Les médias occidentaux aiment fabriquer des histoires et y croire. Ainsi, selon eux, Vladimir Poutine était complètement isolé lors du sommet du G20 en Australie le week-end dernier. Rien de plus faux.

Le président russe a certes subi le feu nourri des critiques de certains pays occidentaux à propos de l'Ukraine, mais pas de tous. La France n'a pas haussé le ton. Et le G20, ce n'est pas l'Occident. L'autocrate du Kremlin y a encore beaucoup d'amis qui prisent de moins en moins recevoir des leçons de Washington ou de Londres sur une foule de questions internationales.

Poutine a donc quitté le sommet avec le sourire aux lèvres. C'est du moins ce qu'il a laissé paraître. Pourtant, les choses ne se sont pas très bien passées avec la chancelière allemande, Angela Merkel. Et là, c'est plus grave que de recevoir les remontrances de Stephen Harper.

Angela Merkel n'est pas du genre exubérant. Depuis le début de la crise ukrainienne, elle a toujours gardé un ton modéré, sinon conciliant, envers Poutine. Ils ont eu une quarantaine de conversations, car c'est elle qui gère le dossier ukrainien du côté occidental. Elle est la seule personne avec qui le président russe peut encore dialoguer sans que cela provoque des étincelles, du moins publiquement. Samedi, en Australie, l'atmosphère a changé.

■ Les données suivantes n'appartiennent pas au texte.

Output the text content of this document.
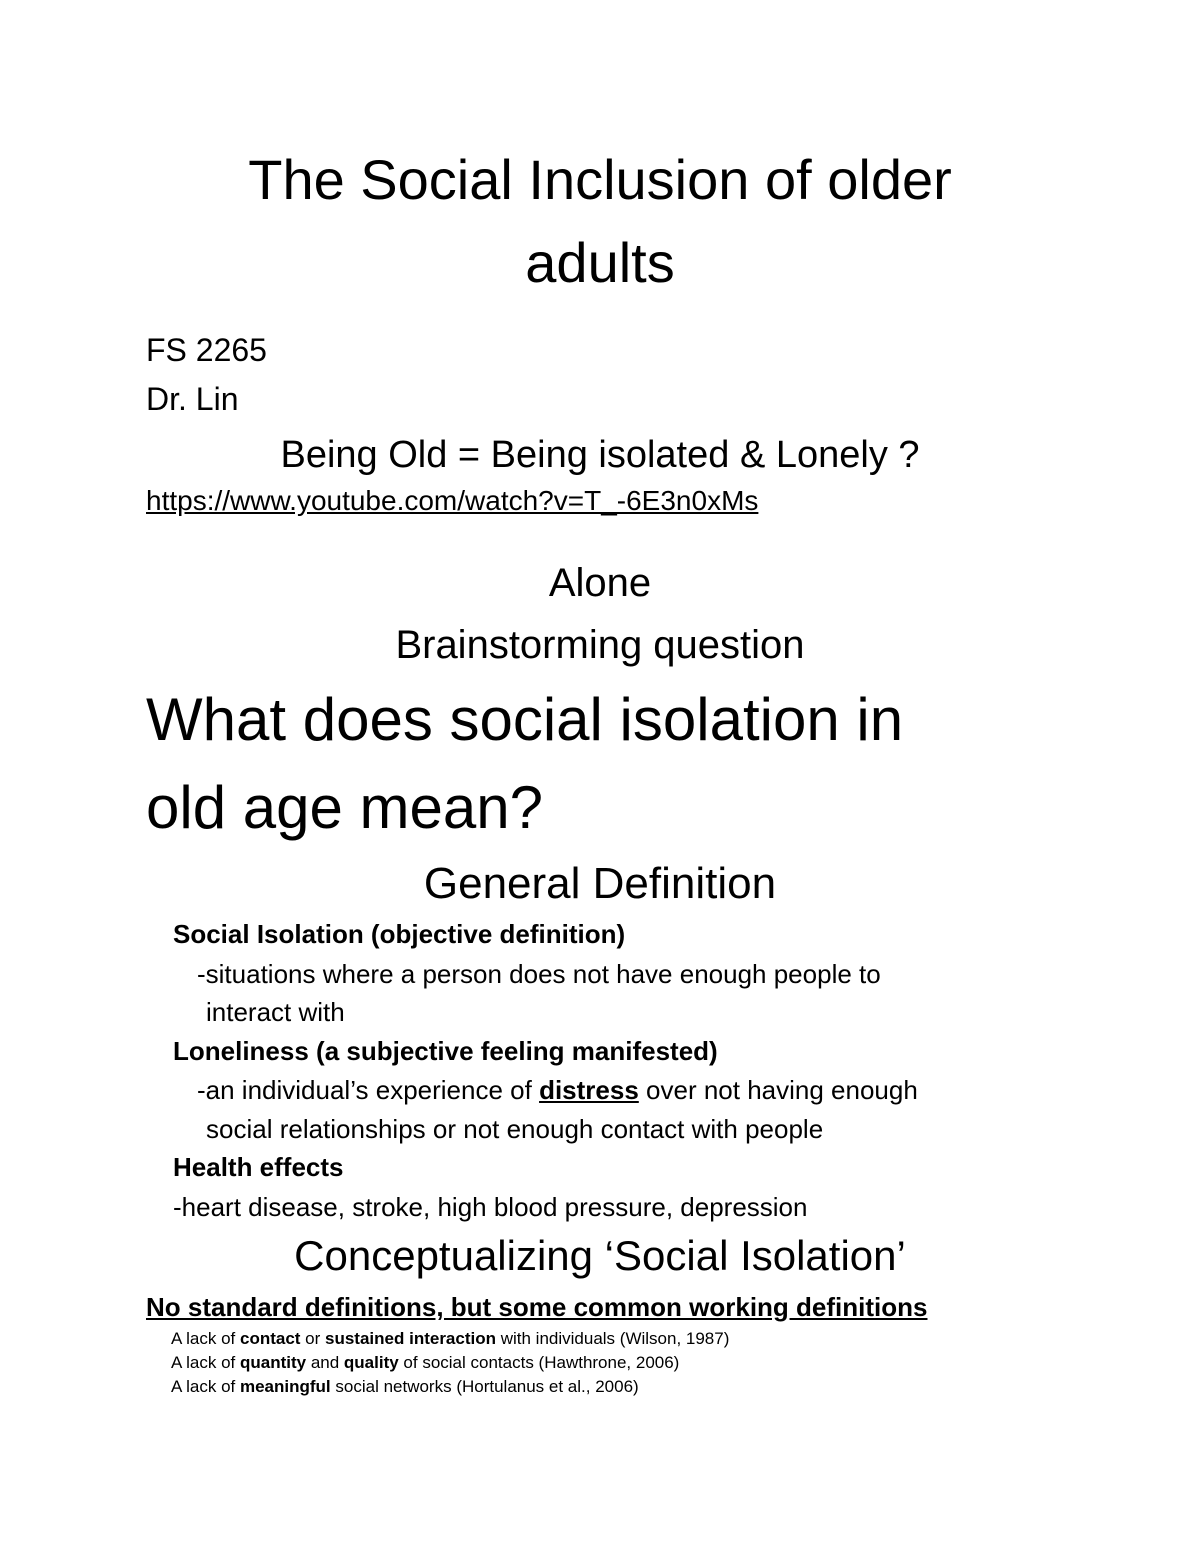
The Social Inclusion of older
adults
FS 2265
Dr. Lin
Being Old = Being isolated & Lonely ?
https://www.youtube.com/watch?v=T_-6E3n0xMs
Alone
Brainstorming question
What does social isolation in
old age mean?
General Definition
Social Isolation (objective definition)
-situations where a person does not have enough people to
interact with
Loneliness (a subjective feeling manifested)
-an individual’s experience of distress over not having enough
social relationships or not enough contact with people
Health effects
-heart disease, stroke, high blood pressure, depression
Conceptualizing ‘Social Isolation’
No standard definitions, but some common working definitions
A lack of contact or sustained interaction with individuals (Wilson, 1987)
A lack of quantity and quality of social contacts (Hawthrone, 2006)
A lack of meaningful social networks (Hortulanus et al., 2006)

La chancelière s'est enfermée avec le président pour une discussion de quatre heures. La longueur de la conversation n'a rien à voir avec l'interprétation simultanée. En effet, les deux dirigeants parlent aussi bien l'allemand que le russe: Merkel est originaire d'Allemagne de l'Est et a vécu sous occupation russe au moment même où Poutine y séjournait comme agent du KGB. Disons qu'ils partagent une expérience commune.

Selon la presse allemande, Merkel est sortie de l'entretien découragée. Elle a affiché ses sentiments lundi lors d'un discours prononcé à Sydney. Dépassant le cadre de la crise ukrainienne, la chancelière a parlé du comportement de la Russie en Europe. «Il se pourrait fort bien que la crise ukrainienne ne soit pas seulement un problème d'ordre régional», a-t-elle dit devant le Lowy Institute for International Policy. «Nous constatons dans le cas présent que la crise nous affecte tous.»

«L'Ukraine n'est pas la seule situation en cause», a poursuivi Mme Merkel. «La crise touche aussi la Moldavie, et la Géorgie. Si les choses continuent d'aller de la sorte, on pourra se demander: et qu'en est-il de la Serbie, qu'en est-il de l'ouest des Balkans? Voilà qui est assurément incompatible avec nos valeurs.»

Dialogue de sourds

Avant même le discours de Merkel, Poutine en a réfuté le sens pour livrer sa version de l'histoire des dernières années. Dimanche soir, en entrevue sur une chaîne allemande, il a rappelé que la Russie ne déployait pas de bases partout dans le monde, contrairement à l'OTAN, qui déploie les siennes à proximité des frontières russes.

Sur l'accord d'association entre l'Ukraine et l'Union européenne qui a provoqué la crise, Poutine voulait un processus graduel. «Nous avons dit dès le début: écoutez, nous sommes pour, mais faisons-le graduellement, vu les problèmes réels qui risquent de surgir entre nous et l'Ukraine. Qu'est-ce qu'on nous a répondu? Cela ne vous regarde pas, occupez-vous de vos oignons», a-t-il dit. Alors, lorsque les Occidentaux ont voulu mettre la main sur l'Ukraine au début de l'année, Poutine a piqué une colère.

Merkel et Poutine ont tout autant raison que tort. On le voit, un dialogue de sourds est en train de s'installer entre les deux plus grandes puissances européennes. Mais dans cette relation, les Russes ont beaucoup à perdre, et Poutine est bien mal placé pour se fâcher avec Merkel. Si cela devait se confirmer, alors là, le président russe se verrait de plus en plus isolé.